UF MAE professor Amor Menezes has won a CAREER Award from the National Science Foundation. This is the foundation’s most prestigious award in support of early-career faculty who have the potential to serve as academic role models in research and education and to lead advances in the mission of their department or organization.
Menezes received this honor for his work in the areas of modeling and control of biological systems. The proposal that won the award is titled “Enabling Functional Biological Programs.”
The award will enable the systematic development of techniques and tools to accomplish artificial biological regulation. These synthetic programs will control biological protein and molecule production, and will profoundly impact human health, climate targets, energy supplies, food security, agriculture, supply chain resilience, and national security.
Menezes explained that there are complex biological interactions at multiple structural and temporal scales, as well as nonlinearities, stochasticity, non-modularity, and measurement difficulties when organisms are alive. Consequently, synthetic programs often have unintended behaviors and limited functionality. To increase program functionality, this project will add new control programs that are external to the biology, resulting in a “cyber-biological system.” Output biological protein and molecule production will be regulated via external sensing, computation, and actuation.
“The research goal of this project is to further the state-of-the-art via a unique yet broadly applicable testbed of blood coagulation control,” Menezes said. “This will enable functional programs for mammalian systems that have multiple interacting cells, proteins, and small molecules, and that encompass multiple functions and timescales while subject to multiple disturbances.”
The project will address knowledge gaps in control, analysis, and diagnostics. Nonlinear control advances will apply to nonnegative systems beyond biology, such as manufacturing plants, thermodynamics, air traffic flow, multi-agent communication, network congestion, filtering, sampled data, and economics. Testbed experiments will drive integration.

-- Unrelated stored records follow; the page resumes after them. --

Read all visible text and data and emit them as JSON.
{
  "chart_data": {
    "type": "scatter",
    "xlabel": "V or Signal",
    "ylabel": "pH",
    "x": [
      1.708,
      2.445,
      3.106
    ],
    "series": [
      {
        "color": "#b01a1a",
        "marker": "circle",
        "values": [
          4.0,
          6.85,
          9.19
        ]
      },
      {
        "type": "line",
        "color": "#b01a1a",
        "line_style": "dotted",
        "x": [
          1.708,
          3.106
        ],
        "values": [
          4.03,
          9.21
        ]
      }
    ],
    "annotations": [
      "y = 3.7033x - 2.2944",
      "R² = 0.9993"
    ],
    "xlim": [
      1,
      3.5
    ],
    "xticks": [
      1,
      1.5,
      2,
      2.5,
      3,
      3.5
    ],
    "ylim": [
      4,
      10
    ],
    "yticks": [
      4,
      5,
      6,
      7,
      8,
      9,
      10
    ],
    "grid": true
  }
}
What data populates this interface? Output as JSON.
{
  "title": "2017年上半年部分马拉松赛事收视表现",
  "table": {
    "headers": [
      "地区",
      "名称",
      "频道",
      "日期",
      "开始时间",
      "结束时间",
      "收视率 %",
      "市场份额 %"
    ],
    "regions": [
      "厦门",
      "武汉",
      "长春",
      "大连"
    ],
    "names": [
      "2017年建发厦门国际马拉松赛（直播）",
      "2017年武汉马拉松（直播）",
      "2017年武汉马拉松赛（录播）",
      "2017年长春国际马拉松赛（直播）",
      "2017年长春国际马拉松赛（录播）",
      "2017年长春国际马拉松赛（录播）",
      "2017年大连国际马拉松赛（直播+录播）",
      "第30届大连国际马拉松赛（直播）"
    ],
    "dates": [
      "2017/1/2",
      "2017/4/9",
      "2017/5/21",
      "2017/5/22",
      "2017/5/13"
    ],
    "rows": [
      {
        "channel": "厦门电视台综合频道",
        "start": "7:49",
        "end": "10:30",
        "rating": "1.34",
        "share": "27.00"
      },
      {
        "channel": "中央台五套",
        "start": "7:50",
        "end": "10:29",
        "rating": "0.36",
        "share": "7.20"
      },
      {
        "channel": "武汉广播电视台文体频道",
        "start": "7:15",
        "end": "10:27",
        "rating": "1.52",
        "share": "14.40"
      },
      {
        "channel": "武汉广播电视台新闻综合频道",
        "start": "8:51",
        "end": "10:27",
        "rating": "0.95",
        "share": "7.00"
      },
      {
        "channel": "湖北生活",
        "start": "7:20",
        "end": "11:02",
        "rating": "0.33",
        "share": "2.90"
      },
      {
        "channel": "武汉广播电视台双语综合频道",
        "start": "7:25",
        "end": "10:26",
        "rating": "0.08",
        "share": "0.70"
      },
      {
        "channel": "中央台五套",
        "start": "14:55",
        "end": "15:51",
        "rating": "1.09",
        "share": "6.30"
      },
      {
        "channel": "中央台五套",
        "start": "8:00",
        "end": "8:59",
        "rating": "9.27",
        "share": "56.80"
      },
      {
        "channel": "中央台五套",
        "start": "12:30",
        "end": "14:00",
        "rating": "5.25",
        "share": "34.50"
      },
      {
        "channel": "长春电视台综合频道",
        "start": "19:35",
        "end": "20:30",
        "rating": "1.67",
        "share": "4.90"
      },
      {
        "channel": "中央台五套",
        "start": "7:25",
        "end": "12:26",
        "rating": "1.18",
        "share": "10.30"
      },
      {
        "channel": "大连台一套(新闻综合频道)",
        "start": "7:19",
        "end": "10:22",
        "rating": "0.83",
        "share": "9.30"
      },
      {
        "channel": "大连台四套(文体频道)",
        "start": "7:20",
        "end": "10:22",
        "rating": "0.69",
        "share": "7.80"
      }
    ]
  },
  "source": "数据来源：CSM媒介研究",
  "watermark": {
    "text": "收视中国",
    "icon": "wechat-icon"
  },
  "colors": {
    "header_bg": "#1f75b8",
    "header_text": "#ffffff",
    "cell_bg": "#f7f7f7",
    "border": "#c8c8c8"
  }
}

“If successful, this project will be significant because it will directly facilitate the coming bioengineering revolution,” he said. “My long-term goal is to create, deploy, and validate new technologies to control biological system performance at scale, to realize the immense societal and economical promise of such systems.”
With the money from this award, Menezes also plans to raise awareness for the vast possibilities of biological control systems and to continue staying at the cutting edge of the field. One such effort is his coordination of a workshop, “Advances in Cybermedical Systems,” to be held at the 2024 American Control Conference. While there, Menezes will speak about controlling coagulation, and will highlight some of the work for which he won the CAREER Award. Further educational outreach for this project will involve adding blood clotting concepts to a popular game to stimulate bioengineering interest in youth, increase clotting knowledge, and facilitate diverse student interactions.
Overall, Menezes expressed tremendous gratitude for the award. “I am incredibly honored and humbled to receive this award,” he said. “I know that receiving it is really a reflection of the fantastic people around me who have been so very instrumental in my success, and I am truly grateful to them because my application would not have been awarded without them.”